I have been immersed in the journalism program at LBCC for the last two years, having discovered a new passion during my first semester at the college after a five-year absence. The first class that piqued this interest was City magazine. The journalism program at our school has given me a new perspective on the world and changed my life, as I know it has done for countless other students, both past and present.
Aside from my personal frustration of this class being dropped—needing the units to receive my scholarship that I worked hard for, this being the last journalism class for me to take and many classes now being full—it is especially disconcerting that the school would effectively put a stop to City magazine for this year, as it has been published for nearly four decades by aspiring journalists and graphic designers, many of whom were new to journalism, but went on to successful careers because of it.

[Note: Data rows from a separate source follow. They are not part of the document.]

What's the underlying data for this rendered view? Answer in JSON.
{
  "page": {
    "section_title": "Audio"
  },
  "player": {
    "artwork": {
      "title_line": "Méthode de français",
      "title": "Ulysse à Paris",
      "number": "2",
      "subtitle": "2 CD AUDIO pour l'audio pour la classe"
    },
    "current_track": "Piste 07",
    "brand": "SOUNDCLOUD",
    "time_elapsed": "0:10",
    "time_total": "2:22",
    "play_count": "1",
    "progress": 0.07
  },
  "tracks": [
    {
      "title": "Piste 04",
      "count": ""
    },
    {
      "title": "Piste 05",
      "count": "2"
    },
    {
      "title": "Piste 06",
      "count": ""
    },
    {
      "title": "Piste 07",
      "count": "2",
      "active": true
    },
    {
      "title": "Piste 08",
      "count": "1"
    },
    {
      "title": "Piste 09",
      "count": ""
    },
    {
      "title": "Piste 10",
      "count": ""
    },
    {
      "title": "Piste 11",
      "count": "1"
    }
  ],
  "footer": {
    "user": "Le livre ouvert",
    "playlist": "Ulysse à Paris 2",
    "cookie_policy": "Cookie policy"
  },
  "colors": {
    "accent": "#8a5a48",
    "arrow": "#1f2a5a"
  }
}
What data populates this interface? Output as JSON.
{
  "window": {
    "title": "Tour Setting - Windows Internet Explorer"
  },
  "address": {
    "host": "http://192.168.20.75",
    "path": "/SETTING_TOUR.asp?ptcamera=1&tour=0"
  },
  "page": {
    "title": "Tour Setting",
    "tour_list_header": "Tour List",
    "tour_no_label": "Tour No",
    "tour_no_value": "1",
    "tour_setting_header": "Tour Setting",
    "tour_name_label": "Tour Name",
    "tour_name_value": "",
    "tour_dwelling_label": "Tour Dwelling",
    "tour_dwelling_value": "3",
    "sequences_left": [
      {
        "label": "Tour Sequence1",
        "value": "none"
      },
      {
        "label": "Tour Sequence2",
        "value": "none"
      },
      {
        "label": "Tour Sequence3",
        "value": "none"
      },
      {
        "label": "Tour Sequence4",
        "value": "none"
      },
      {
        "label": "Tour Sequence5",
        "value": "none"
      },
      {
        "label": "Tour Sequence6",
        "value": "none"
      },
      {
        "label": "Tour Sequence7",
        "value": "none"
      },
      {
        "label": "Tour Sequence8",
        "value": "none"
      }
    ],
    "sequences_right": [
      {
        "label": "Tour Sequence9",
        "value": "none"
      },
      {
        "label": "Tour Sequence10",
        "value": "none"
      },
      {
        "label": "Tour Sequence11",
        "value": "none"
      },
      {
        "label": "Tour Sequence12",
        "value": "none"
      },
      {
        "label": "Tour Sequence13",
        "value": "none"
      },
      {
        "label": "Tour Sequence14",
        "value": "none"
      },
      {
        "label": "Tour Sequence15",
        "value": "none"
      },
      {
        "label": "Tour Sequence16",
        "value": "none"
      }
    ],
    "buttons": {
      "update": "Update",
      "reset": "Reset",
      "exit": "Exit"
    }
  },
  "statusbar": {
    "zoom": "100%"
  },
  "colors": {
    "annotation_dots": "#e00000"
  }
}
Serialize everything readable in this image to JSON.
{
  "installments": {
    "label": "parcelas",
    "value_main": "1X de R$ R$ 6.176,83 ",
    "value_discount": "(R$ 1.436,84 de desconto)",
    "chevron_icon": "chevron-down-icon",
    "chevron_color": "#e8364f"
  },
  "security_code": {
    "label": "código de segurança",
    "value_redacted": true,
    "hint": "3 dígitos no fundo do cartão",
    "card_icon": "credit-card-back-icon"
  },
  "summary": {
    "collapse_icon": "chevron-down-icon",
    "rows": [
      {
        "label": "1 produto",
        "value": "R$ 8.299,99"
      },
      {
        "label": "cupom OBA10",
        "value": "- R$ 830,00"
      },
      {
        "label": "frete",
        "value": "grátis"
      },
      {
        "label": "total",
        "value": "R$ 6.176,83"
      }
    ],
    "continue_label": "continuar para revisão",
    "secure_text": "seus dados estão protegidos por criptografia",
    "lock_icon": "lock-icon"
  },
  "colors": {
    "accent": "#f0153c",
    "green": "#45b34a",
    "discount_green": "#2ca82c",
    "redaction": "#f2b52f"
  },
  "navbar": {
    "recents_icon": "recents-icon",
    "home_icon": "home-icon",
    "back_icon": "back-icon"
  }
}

It is very disappointing that the staff writers and photographers from last semester, who were looking forward to seeing their hard work in print, as they should, may see nothing of the sort. I can say from experience that seeing a hard copy of a story or photo, be it in the magazine or newspaper, brings on an amazing sense of accomplishment, especially for new writers and photographers. This is what City magazine does, but last semester’s students have had that opportunity taken from them.
In Superintendent-President Oakley’s State of the College address earlier this month, he spoke of the Viking spirit and of school tradition and pride, even acknowledging me for the Journalism Association of Community College’s recent recognition of the last issue of City magazine, which I was editor in chief of, as being the top student-produced magazine in Southern California. The decision to cancel two key classes in creating this publication seems to go directly against those sentiments. It would seem that turning a profit has come before giving the students the best possible education once again, despite Oakley and LBCC being so progressive in attempting to bring the college experience to everyone.